The Opioid Overdose Reduction Act would address this problem by exempting the following groups from civil liability:
- Individuals who work or volunteer at an opioid overdose program from any harm caused by the emergency administration of an opioid overdose drug that they provide as a part of an opioid overdose program;
- Health care professionals from any harm caused by the emergency administration of an opioid overdose drug that they prescribe or provide to any person provided that person receives education in the proper administration of the opioid overdose drug and steps to be taken after administration of the drug;
- Individuals, including first responders, who administer an opioid overdose drug to a person who is or reasonably appears to have suffered an overdose provided they either are doing so pursuant to a prescription or they obtained the overdose drug from an overdose program or a healthcare professional and received education in the proper administration of the overdose drug, including steps to be taken after administration of the drug.
- “First responders, whether they are EMS, police and fire, or family, are serving on the front lines of unprecedented heroin and prescription drug crises. They shouldn’t have to hesitate, especially in moment that could mean life or death, to worry about a potential lawsuit,” said Steve Murphy, senior vice president of government and national services for Envision Healthcare, AMR’s parent company.
“It’s very important to our organization that first responders have the tools that they need to save lives in case of an opioid overdose and feel that they are able to use the means necessary without fear of prosecution, and that’s why we are pleased to endorse Senator Ayotte’s bill today,”said Chris Stawasz, general manager for AMR in New Hampshire and Maine.
Between 2000 and 2013, the death rate from heroin overdoses nationwide nearly quadrupled.
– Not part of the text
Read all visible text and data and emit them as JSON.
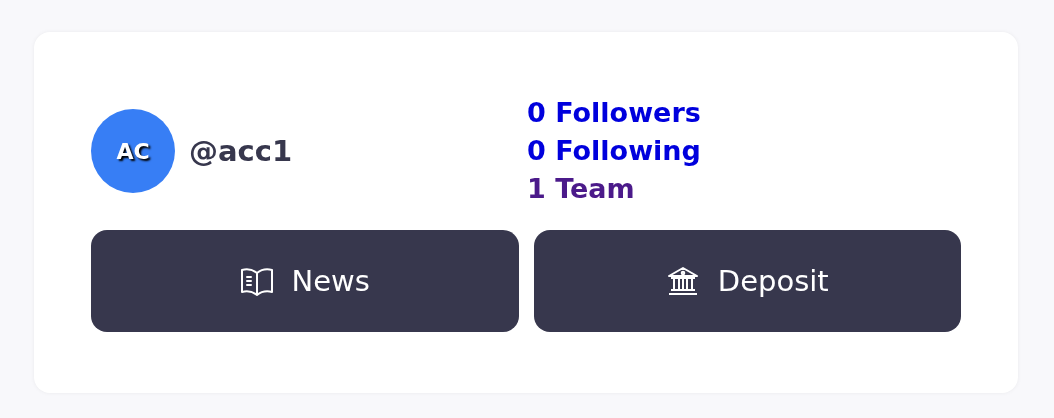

In 2014, New Hampshire saw 300 deaths attributed to drug overdoses, but the death toll could have been much worse were it not for naloxone which quickly reverses the effects of opioids, including heroin and most prescription painkillers.
- The Opioid Overdose Reduction Act has also been endorsed by:
- Trust for America’s Health (TFAH)
- American Psychiatric Association
- Association of State and Territorial Health Officials
- Community Anti-Drug Coalitions of America (CADCA)
- American Society of Addiction Medicine
- Drug Policy Alliance, Harm Reduction Coalition
- New Hampshire Association of Chiefs of Police
- Massachusetts Organization for Addiction Recovery (MOAR)
- Learn to Cope
- Association of Behavioral Healthcare
- Massachusetts Sheriff’s Association
- Massachusetts Association of Behavioral Health Systems.